There are a number of specific polymorphisms that have already been identified which influence Fe absorption and metabolism. The most widely studied is the HFE-linked haemochromatosis condition in which Fe absorption is not regulated appropriately, leading to Fe overload. The condition is a serious public health problem in some populations as the frequency within European populations is thought to be between 0·2 and 1·0%⁽Reference Janssen and Swinkels^66, Reference Wrede, Hutzler and Bollheimer⁶⁷⁾. However, there is a relatively low penetrance, with some homozygotes for the C282Y gene showing no clinical signs of Fe overload⁽Reference Janssen and Swinkels⁶⁶⁾. The C282Y/C282Y genotype accounts for the majority of cases of Fe overload due to haemochromatosis, although about 25% cases have other genotypes, including 14% with H63D⁽Reference Burke, Imperatore and McDonnell⁶⁸⁾, but what exactly determines the degree of penetrance is not yet established. Heterozygotes do not appear absorb Fe inappropriately⁽Reference Roe, Heath and Oyston⁶⁹⁾ so are not at increased risk of Fe overload. The treatment for haemochromatosis is usually a combination of avoidance of high-Fe foods and, more importantly, a periodic reduction in stores through blood removal. The condition cannot be managed through dietary means alone, and therefore it is not practical to include patients with this particular disorder into risk–benefit analysis on a population level, despite the relatively high occurrence of the polymorphism. Instead, individuals must be treated through specific risk reduction measures.
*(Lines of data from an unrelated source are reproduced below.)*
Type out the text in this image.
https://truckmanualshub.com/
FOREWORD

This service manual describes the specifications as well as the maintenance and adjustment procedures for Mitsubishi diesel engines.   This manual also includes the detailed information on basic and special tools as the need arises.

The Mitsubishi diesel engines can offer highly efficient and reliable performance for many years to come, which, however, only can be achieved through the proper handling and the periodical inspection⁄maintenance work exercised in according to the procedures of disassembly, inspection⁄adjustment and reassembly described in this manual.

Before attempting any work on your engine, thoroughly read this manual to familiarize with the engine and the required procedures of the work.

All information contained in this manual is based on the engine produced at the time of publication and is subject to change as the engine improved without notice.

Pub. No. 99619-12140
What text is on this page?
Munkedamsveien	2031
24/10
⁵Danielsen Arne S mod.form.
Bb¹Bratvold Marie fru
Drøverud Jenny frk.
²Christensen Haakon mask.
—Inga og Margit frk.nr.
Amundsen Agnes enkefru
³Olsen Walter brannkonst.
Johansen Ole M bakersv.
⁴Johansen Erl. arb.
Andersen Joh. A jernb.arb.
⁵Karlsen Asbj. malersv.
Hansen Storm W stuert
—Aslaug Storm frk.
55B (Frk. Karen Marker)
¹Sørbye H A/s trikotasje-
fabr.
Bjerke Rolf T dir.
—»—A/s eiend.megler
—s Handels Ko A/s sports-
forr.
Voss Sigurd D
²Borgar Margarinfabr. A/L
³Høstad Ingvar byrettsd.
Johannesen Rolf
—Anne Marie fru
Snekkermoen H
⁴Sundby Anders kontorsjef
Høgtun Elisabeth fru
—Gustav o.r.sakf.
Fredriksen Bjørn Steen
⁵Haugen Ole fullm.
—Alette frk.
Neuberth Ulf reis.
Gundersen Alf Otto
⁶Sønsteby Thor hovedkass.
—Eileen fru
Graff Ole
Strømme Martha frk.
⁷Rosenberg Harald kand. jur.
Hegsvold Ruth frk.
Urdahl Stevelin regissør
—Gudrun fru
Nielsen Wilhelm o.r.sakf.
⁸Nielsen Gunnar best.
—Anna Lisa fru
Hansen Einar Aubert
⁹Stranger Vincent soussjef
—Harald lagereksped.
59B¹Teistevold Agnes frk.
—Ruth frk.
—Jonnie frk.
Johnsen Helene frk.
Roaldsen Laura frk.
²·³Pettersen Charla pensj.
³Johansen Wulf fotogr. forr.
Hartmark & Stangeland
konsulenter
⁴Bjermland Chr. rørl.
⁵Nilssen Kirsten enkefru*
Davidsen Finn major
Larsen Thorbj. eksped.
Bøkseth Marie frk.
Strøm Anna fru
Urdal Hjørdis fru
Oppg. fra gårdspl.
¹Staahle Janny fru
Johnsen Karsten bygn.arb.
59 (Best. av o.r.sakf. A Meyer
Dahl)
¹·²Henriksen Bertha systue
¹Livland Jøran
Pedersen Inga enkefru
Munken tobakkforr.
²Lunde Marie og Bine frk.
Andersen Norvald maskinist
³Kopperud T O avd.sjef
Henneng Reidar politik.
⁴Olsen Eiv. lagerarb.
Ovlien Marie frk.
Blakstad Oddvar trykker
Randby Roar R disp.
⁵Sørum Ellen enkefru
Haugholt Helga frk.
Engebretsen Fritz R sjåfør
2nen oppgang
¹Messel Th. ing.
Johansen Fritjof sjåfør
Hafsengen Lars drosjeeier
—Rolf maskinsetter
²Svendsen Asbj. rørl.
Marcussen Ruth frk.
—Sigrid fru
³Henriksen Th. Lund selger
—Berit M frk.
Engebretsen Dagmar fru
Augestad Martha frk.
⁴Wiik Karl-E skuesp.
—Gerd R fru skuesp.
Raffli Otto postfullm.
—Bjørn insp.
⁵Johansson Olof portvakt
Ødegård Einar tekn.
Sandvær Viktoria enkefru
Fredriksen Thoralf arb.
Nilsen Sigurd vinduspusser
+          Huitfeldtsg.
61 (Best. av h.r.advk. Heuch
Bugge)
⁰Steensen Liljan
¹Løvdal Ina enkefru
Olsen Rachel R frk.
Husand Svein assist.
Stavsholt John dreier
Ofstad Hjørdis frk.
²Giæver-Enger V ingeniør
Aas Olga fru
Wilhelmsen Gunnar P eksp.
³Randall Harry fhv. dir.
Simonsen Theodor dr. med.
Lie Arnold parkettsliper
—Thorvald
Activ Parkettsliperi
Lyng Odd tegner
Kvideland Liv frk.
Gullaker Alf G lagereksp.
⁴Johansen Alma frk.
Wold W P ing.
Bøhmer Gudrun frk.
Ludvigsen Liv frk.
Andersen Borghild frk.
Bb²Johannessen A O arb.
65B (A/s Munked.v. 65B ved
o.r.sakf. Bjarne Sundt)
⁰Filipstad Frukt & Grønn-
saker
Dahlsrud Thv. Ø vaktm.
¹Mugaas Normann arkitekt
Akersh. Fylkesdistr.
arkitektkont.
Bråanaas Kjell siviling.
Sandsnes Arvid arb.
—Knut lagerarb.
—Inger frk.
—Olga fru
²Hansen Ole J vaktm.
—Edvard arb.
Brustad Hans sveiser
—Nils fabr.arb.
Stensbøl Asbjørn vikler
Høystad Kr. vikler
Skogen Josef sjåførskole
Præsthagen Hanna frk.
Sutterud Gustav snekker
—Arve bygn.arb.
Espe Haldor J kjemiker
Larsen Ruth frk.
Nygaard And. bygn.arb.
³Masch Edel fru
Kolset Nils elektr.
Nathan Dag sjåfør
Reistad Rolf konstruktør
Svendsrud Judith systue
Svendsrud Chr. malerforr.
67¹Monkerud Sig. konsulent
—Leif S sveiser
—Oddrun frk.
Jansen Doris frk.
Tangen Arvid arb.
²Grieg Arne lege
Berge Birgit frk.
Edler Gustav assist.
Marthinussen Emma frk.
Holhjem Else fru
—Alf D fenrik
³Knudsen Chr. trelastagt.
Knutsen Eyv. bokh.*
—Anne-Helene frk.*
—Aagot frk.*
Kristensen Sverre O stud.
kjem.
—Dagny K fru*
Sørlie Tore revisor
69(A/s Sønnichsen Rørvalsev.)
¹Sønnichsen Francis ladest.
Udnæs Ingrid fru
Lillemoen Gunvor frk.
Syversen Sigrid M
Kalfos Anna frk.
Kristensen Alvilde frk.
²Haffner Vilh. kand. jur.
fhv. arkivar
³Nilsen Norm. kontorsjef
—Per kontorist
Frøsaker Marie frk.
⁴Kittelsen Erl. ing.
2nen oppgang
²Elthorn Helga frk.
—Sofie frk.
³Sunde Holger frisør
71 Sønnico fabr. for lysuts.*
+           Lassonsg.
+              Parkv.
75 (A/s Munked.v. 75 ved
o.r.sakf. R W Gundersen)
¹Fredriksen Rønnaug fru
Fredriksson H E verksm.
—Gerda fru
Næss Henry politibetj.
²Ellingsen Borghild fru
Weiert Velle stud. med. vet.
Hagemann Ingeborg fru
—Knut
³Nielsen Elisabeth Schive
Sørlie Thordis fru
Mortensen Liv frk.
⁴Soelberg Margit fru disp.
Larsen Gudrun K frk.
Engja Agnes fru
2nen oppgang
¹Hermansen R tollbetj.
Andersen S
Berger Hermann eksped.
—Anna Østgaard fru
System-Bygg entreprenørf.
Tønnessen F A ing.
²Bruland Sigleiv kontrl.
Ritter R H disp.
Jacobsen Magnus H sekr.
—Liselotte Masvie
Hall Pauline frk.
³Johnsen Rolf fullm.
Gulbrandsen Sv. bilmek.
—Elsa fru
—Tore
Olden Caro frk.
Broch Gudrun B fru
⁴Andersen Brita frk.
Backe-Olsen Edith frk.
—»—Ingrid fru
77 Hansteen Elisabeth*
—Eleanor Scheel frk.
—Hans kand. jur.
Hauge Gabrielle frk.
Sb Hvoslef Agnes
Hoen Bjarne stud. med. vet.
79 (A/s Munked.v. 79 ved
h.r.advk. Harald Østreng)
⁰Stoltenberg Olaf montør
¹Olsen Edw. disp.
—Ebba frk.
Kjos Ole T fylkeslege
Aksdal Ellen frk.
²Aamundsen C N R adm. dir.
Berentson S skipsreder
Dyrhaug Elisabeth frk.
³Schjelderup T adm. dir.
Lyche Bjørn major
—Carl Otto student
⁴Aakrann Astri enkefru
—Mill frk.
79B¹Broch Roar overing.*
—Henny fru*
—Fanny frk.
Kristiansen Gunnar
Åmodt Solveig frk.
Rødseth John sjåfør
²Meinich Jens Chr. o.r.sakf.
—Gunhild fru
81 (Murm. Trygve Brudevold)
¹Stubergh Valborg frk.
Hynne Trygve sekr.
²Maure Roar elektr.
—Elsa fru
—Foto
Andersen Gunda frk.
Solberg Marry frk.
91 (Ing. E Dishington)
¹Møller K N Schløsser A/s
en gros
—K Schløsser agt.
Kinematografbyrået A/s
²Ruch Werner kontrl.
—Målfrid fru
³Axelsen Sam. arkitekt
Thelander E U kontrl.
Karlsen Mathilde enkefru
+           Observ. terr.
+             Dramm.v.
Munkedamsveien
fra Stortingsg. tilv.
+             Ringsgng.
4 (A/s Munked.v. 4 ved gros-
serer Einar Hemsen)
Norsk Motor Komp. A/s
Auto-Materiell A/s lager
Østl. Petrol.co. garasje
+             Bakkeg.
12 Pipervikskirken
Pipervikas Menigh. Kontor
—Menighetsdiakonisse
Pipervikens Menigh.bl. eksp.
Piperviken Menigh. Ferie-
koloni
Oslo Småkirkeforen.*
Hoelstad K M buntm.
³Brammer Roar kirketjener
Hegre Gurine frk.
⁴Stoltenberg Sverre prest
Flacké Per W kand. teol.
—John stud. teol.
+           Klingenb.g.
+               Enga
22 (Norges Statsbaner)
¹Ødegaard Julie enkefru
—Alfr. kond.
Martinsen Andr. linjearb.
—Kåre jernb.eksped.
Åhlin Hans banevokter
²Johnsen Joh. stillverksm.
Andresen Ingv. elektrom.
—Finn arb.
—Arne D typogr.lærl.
In conclusion, despite the fact that severe Cu deficiency and overload are fully characterised conditions in the genetic abnormalities of Menkes and Wilson's disease, respectively, the lack of biomarkers in healthy individuals has precluded a robust risk assessment. For Fe, there is no active excretory mechanism and absorptive efficiency is central to the control of homeostasis. This results in fluctuating values for bioavailability, which is also dependent on various dietary factors. Further research is required before a comprehensive model of risk–benefit analysis can be applied to dietary Fe intake. High-priority topics include the development of more robust biomarkers to precisely define status, and markers of function to assess the impact of Fe deficiency and excess, as well as relevant early biomarkers of health. The impact of obesity and effects of genotype on Fe requirements and metabolism, and the implication of high Fe intakes for risk of chronic disease also require further evaluation. Despite an apparent wealth of data on the metabolic consequences of deficiency and excess for both Fe and Cu, in each case there is no adequate approach for modelling risk assessment across the entire deficiency–toxicity range.